151A Update: Good News, But Our Work is Not Done

Dear Valued Partners:

We would like to bring you up-to-date on the latest events involving rule 151A. There was a positive development over the past week, yet at the same time, recent events make it clearer than ever that our work is not done. We must continue to work diligently in the fight to repeal 151A by taking our message personally to our Senators and Representatives.

Here is a recap of recent events:

July 21, 2009 - The U.S. Court of Appeals sent rule 151A back to the SEC for further analysis on how the rule will impact efficiency, competition, and capital formation, especially in light of the consumer protections provided under existing state regulations. Following the Court's remand, Old Mutual filed a petition requesting the Court delay the effective date of rule 151A until two years after the SEC has completed the appropriate analysis.

November 6 - In light of the SEC's failure to conduct the required analysis to date, the Court ordered an additional briefing on the question of what is the appropriate remedy for rule 151A. In its briefing, Old Mutual argued that the court should declare the rule null and void.

December 8 - The SEC filed a brief responding the court and Old Mutual's brief. In its brief, the SEC made the following arguments and statements:

  • The SEC argued that 151A should not be null and void and said that they would perform the analysis requested by the Court. The SEC expects to complete its analysis of the rule's impact on efficiency, competition, and capital formation by the Spring of 2010.

  • If the SEC retains rule 151A, it expects to seek public notice and comment on its analysis.

  • The SEC consents to delay the effective date of rule 151A for two years after completion of all proceedings on remand from the court. (This means that the earliest date that rule 151A would go into effect is sometime in the second half of 2012.)

InsurMark believes this progress is positive, but we must unite and fight.

The SEC's concession removes some of the uncertainty regarding the timing of implementation if the SEC moves forward with the rule. However, as of now, it also means that the SEC clearly intends to pursue adoption of rule 151A. Hence, 151A is still a major threat to our business.

As a result, the annuity industry worked to get a pair of bills introduced in Congress, HR 2733 and S 1389, that if passed into law would repeal rule 151A.

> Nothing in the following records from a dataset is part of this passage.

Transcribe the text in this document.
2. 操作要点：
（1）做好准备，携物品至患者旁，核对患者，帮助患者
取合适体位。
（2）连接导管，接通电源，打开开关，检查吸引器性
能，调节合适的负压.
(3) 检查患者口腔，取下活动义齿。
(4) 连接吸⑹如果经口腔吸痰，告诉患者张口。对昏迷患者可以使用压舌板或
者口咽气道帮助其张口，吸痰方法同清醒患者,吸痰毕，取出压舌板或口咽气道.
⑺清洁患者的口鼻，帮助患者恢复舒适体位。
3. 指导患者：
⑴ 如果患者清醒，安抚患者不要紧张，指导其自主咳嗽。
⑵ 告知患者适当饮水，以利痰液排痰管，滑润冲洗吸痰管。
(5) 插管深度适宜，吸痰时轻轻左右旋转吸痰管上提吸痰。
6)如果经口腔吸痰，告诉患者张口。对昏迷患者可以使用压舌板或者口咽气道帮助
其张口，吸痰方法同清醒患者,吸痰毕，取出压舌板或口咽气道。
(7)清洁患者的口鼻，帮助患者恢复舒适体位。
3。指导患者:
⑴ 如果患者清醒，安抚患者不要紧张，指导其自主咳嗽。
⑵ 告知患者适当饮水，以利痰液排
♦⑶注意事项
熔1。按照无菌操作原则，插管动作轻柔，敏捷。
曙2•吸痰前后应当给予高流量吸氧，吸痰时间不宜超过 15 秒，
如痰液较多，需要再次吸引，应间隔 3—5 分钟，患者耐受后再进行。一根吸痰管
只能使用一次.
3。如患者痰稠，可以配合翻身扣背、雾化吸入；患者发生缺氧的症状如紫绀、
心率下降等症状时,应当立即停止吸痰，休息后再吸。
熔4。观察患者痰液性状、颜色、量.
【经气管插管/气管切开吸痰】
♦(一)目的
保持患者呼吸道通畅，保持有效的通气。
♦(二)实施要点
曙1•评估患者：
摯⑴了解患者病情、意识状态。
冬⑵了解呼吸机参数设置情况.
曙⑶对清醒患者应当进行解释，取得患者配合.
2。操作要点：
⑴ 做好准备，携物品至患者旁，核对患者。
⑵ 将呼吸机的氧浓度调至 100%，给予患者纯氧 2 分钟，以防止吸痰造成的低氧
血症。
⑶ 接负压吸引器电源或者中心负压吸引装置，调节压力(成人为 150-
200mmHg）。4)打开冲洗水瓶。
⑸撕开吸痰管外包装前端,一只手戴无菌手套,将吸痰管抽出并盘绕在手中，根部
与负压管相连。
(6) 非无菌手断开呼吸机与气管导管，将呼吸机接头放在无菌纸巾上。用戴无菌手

Your Effort Is Critical - Call, Fax, Send, Visit

Most bills introduced in Congress are not passed into law, so there is still a long battle in front of us. Members of Congress respond when they see that their constituents care about an issue. Let them know you care! Use the template letters on www.sec151a.com. Then call your two Senators and your Representative, fax letters to their offices, and drop by their local offices in your state. In doing so, you will be protecting your own livelihood.

Rule 151A is still very much a threat to your business and the clients you serve. When you take a few minutes to contact your representatives in Congress, you are helping to make sure a product that has proven very beneficial to millions of Americans is not lost or restricted.

InsurMark Is Involved & Will Be Prepared

Rule 151A has captured InsurMark's attention daily as we work beside you to oppose this rule. However, we will also continue to consider what we must do to fully prepare for the changes that would result if the rule survives. As always, we sincerely thank you for your business and partnership in this fight.